A coalition of California gun rights groups has sued the state in federal court to prevent the enactment of a law prohibiting people younger than 21 from buying firearms.
“Once individuals turn 18, they are adults in the eyes of the law,” said Carlsbad attorney John W. Dillon, lead counsel for the plaintiffs. “Law-abiding adults are entitled to fully exercise all of their fundamental rights, including their Second Amendment right to keep and bear arms for all lawful purposes, not just hunting or sport.”
The complaint was filed in the U.S. District Court for the Southern District of California. That’s the same district where Judge Roger Benitez struck down California’s ban on high-capacity ammunition magazines earlier this year.
In an effort to make the bill a bit more palatable to gun owners, there were several exceptions built into it, one of which renders it almost toothless. Under this law you could still own a firearm at the age of 18 if you were serving in the military, a law enforcement officer or had a hunting license. That last exception was the real kicker because all you’d really have to do is apply for a hunting license, bring it with you and you could get around the law. You didn’t even have to actually go hunting. You just needed the license.
But as the attorney for one of the plaintiffs is pointing out, that shouldn’t make any difference. First of all, the Second Amendment has nothing to do with hunting, nor is gun ownership reserved to those who choose to hunt. Once you turn 18 you are legally considered an adult, with all the same rights and privileges as anyone else. (Assuming you’ve managed to avoid becoming a felon and haven’t been adjudicated as being mentally unstable.) The plaintiff, in this case, is 20 and has no interest in hunting. He just wants a firearm for home defense.
One important point is brought up by those claiming that states regularly pass laws restricting the sale of alcohol and tobacco to those under the age of 21. That’s very true, but there’s a key difference here.
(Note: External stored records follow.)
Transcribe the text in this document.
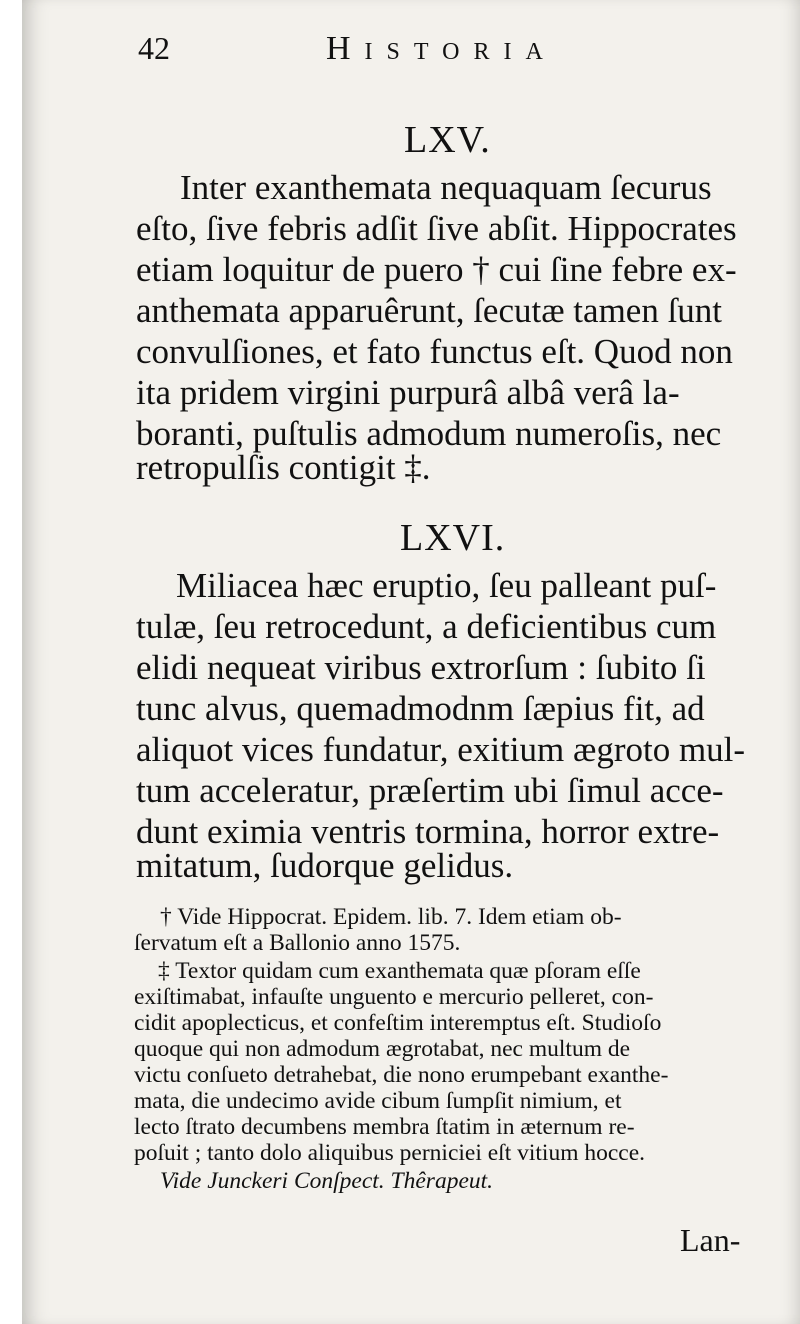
42	Historia
LXV.
Inter exanthemata nequaquam ſecurus
eſto, ſive febris adſit ſive abſit. Hippocrates
etiam loquitur de puero † cui ſine febre ex-
anthemata apparuêrunt, ſecutæ tamen ſunt
convulſiones, et fato functus eſt. Quod non
ita pridem virgini purpurâ albâ verâ la-
boranti, puſtulis admodum numeroſis, nec
retropulſis contigit ‡.
LXVI.
Miliacea hæc eruptio, ſeu palleant puſ-
tulæ, ſeu retrocedunt, a deficientibus cum
elidi nequeat viribus extrorſum : ſubito ſi
tunc alvus, quemadmodnm ſæpius fit, ad
aliquot vices fundatur, exitium ægroto mul-
tum acceleratur, præſertim ubi ſimul acce-
dunt eximia ventris tormina, horror extre-
mitatum, ſudorque gelidus.
† Vide Hippocrat. Epidem. lib. 7. Idem etiam ob-
ſervatum eſt a Ballonio anno 1575.
‡ Textor quidam cum exanthemata quæ pſoram eſſe
exiſtimabat, infauſte unguento e mercurio pelleret, con-
cidit apoplecticus, et confeſtim interemptus eſt. Studioſo
quoque qui non admodum ægrotabat, nec multum de
victu conſueto detrahebat, die nono erumpebant exanthe-
mata, die undecimo avide cibum ſumpſit nimium, et
lecto ſtrato decumbens membra ſtatim in æternum re-
poſuit ; tanto dolo aliquibus perniciei eſt vitium hocce.
Vide Junckeri Conſpect. Thêrapeut.
Lan-
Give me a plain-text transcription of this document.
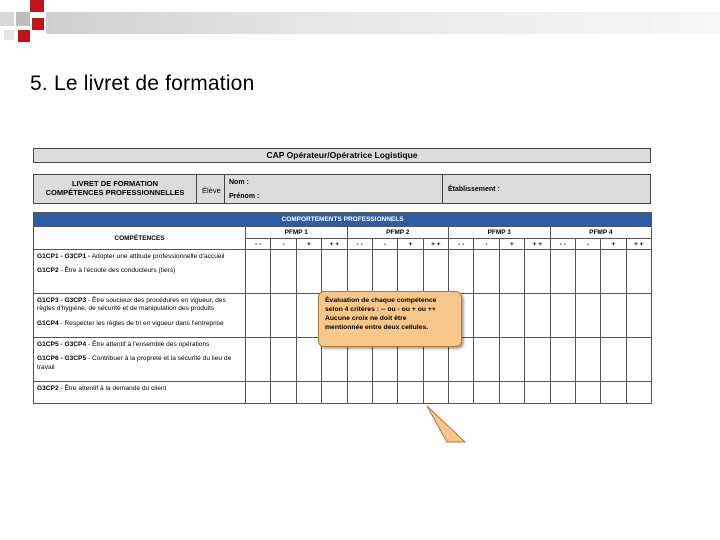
5. Le livret de formation
CAP Opérateur/Opératrice Logistique
LIVRET DE FORMATION
COMPÉTENCES PROFESSIONNELLES	Élève
Nom :
Prénom :
Établissement :
COMPORTEMENTS PROFESSIONNELS																
COMPÉTENCES	PFMP 1				PFMP 2				PFMP 3				PFMP 4			
	- -	-	+	+ +	- -	-	+	+ +	- -	-	+	+ +	- -	-	+	+ +

G1CP1 - G3CP1 - Adopter une attitude professionnelle d'accueil

G1CP2 - Être à l'écoute des conducteurs (tiers)																

G1CP3 - G3CP3 - Être soucieux des procédures en vigueur, des règles d'hygiène, de sécurité et de manipulation des produits

G1CP4 - Respecter les règles de tri en vigueur dans l'entreprise																

G1CP5 - G3CP4 - Être attentif à l'ensemble des opérations

G1CP6 - G3CP5 - Contribuer à la propreté et la sécurité du lieu de travail																

G3CP2 - Être attentif à la demande du client																

Évaluation de chaque compétence
selon 4 critères : -- ou - ou + ou ++
Aucune croix ne doit être
mentionnée entre deux cellules.
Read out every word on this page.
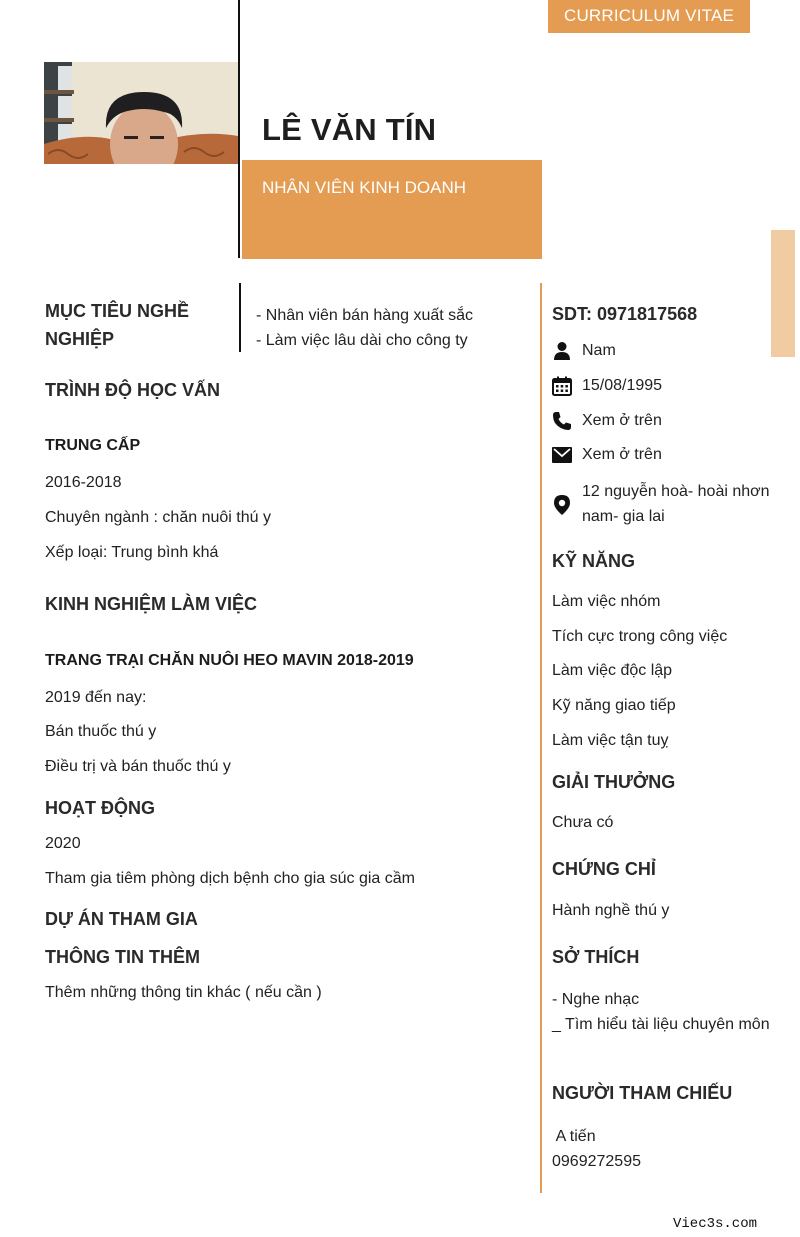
CURRICULUM VITAE
LÊ VĂN TÍN
NHÂN VIÊN KINH DOANH
MỤC TIÊU NGHỀ NGHIỆP
- Nhân viên bán hàng xuất sắc
- Làm việc lâu dài cho công ty
TRÌNH ĐỘ HỌC VẤN
TRUNG CẤP
2016-2018
Chuyên ngành : chăn nuôi thú y
Xếp loại: Trung bình khá
KINH NGHIỆM LÀM VIỆC
TRANG TRẠI CHĂN NUÔI HEO MAVIN 2018-2019
2019 đến nay:
Bán thuốc thú y
Điều trị và bán thuốc thú y
HOẠT ĐỘNG
2020
Tham gia tiêm phòng dịch bệnh cho gia súc gia cầm
DỰ ÁN THAM GIA
THÔNG TIN THÊM
Thêm những thông tin khác ( nếu cần )
SDT: 0971817568
Nam
15/08/1995
Xem ở trên
Xem ở trên
12 nguyễn hoà- hoài nhơn nam- gia lai
KỸ NĂNG
Làm việc nhóm
Tích cực trong công việc
Làm việc độc lập
Kỹ năng giao tiếp
Làm việc tận tuỵ
GIẢI THƯỞNG
Chưa có
CHỨNG CHỈ
Hành nghề thú y
SỞ THÍCH
- Nghe nhạc
_ Tìm hiểu tài liệu chuyên môn
NGƯỜI THAM CHIẾU
A tiến
0969272595
Viec3s.com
You don’t have a constitutional right to booze or smokes, so the state can regulate them as it chooses. You do, however, have the right to keep and bear arms, and that right fully engages when you become an adult.
This has cropped up in other cases and it’s always a source of frustration. It’s bad enough that we can’t seem to agree as a society what the age of adulthood really is and what it entails. You can enlist in the military at the age of 17 (with parental consent) and head out to fight America’s enemies on the battlefield. But you can’t defend your own home until you are three years older? Hopefully, the courts will see the lack of logic in this argument.